Assume that the data of a newly created file "aaa" is sequentially stored in disk block 2>5→13>9. Disk block No. 7 is used as the index block of "aaa", and the content of the index table is stored in the index block.
Note: In the chain allocation method of explicit link, the file allocation table FAT corresponds to one disk. In the index allocation method, the index table corresponds to one file.
The storage location of the index table can be known from the directory entry, read the index table from external storage into the memory, and search the index table to store only the location of the logical block No. i in the external storage.
It can be seen that the index allocation method can support random access. File expansion is also very easy to implement (just need to allocate a free block to the file, and add an index table entry), but the index table needs to take up a certain amount of storage space
If the size of a file exceeds 256 blocks, then one disk block cannot fit the entire index table of the file. How to solve this problem?
Multi-level index
① Link scheme: If the index table is too large and one index block cannot fit, then multiple index blocks can be linked and stored.
Assuming that the disk block size is 1KB and one index entry occupies 4B, one disk block can only store 256 index entries.

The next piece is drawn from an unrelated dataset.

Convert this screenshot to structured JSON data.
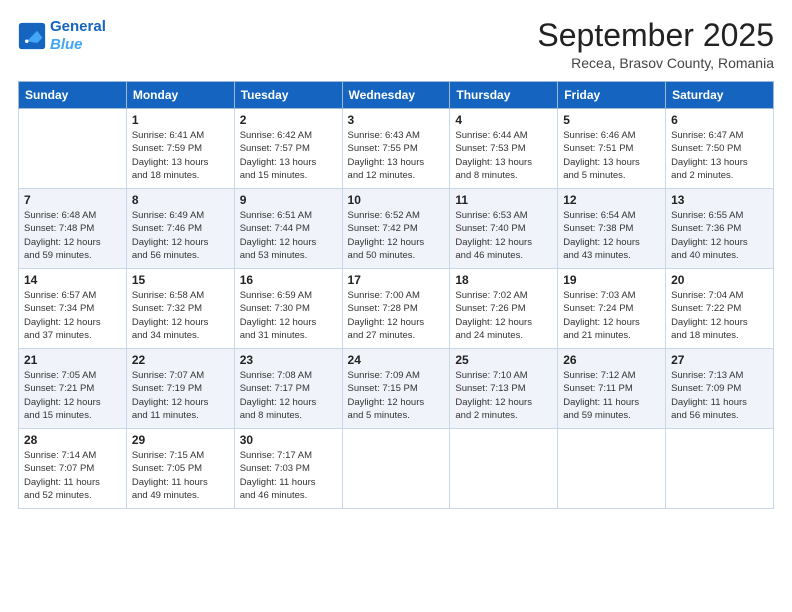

If the size of a file is 256 256KB =65,536 KB =64MB,
the file has a total of 256 256 blocks, which corresponds to 256*256 index items, and 256 index blocks are needed for storage. These index blocks are connected by a link scheme.
If you want to access the last logical block of the file, you must find the last index block (the 256th index block), and each index block is linked by pointers, so the first 255 indexes must be read sequentially Piece.
This is obviously very inefficient. How to solve it?
② Multi-level index: build multi-level index (the principle is similar to multi-level page table). Make the first-level index block point to the second-level index block. The third and fourth layer index blocks can also be created according to the requirements of the file size.
Assuming that the disk block size is 1KB and one index entry occupies 4B, one disk block can only store 256 index entries.
If a file uses a two-level index, the maximum length of the file can be up to 256 256 1KB =65,536 KB =64MB.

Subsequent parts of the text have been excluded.